Esta más que sensata reflexión del sabio francés acerca del fenómeno de la diversidad cultural nos recuerda que en el año 2005 la UNESCO adoptó una convención acerca de la Protección y Promoción de la Diversidad de las Expresiones Culturales destinada a incitar a los estados miembros del organismo a aplicar toda una serie de medidas que tomen en cuenta la singularidad de los productos culturales y su posible exclusión de los acuerdos que rijan la circulación de las mercancías en un mundo globalizado.
Porque aquí es donde reside el problema: los productos culturales son dos cosas al mismo tiempo, manifestaciones del espíritu portadoras de valores y significados, de un lado, y meras mercancías sujetas a la feroz ley de la oferta y la demanda, de otro. Una oferta y demanda que no se autorregula naturalmente como se nos quiere hacer creer sino que el encuentro entre la una y la otra depende, en buena medida (aunque no solo) de complejas correlaciones de fuerzas económicas y geopolíticas.
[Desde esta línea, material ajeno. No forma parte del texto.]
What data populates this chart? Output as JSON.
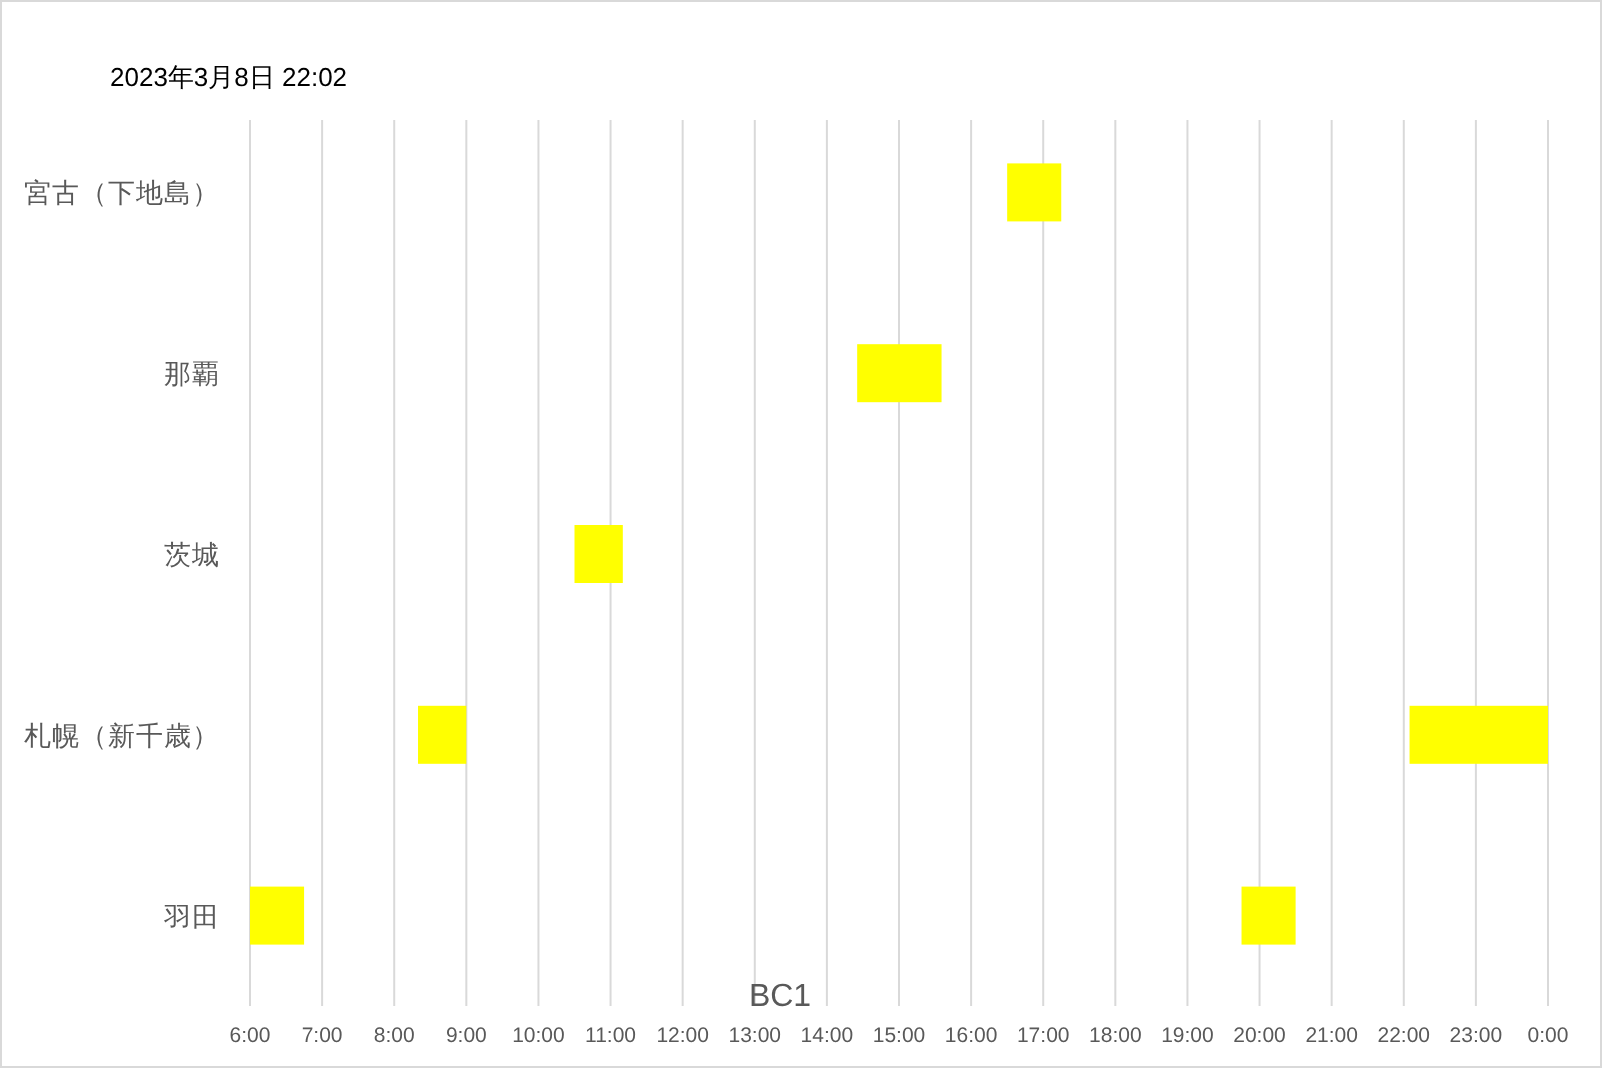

Curiosamente esta dimensión dicotómica tiene su manifestación más obvia en el caso de los productos audiovisuales, campo para el que, en aras de la defensa de su dimensión cultural y su carácter de expresión identitaria, desde Francia se propuso en 1993 la noción que hizo fortuna de excepción cultural con la finalidad de dejar fuera de los procesos de «liberalización» de la circulación de mercancías el mundo de las obras audiovisuales y proteger, en el mismo movimiento la industria cinematográfica francesa y su producción intelectual. Con motivo de las negociaciones del GATT (General Agreement on Tariffs and Trade) que tuvieron lugar en 2013, Francia mantuvo su posición irreductible de excluir el audiovisual de los tratados de libre comercio, actitud que le ha permitido, en los últimos años, limitar a cifras en torno al 50% la presencia de films y series norteamericanos (el verdadero «tiburón» que acecha) en sus pantallas de cine y TV, mientras en el resto de Europa esta cifra se incrementa hasta cerca del 80%.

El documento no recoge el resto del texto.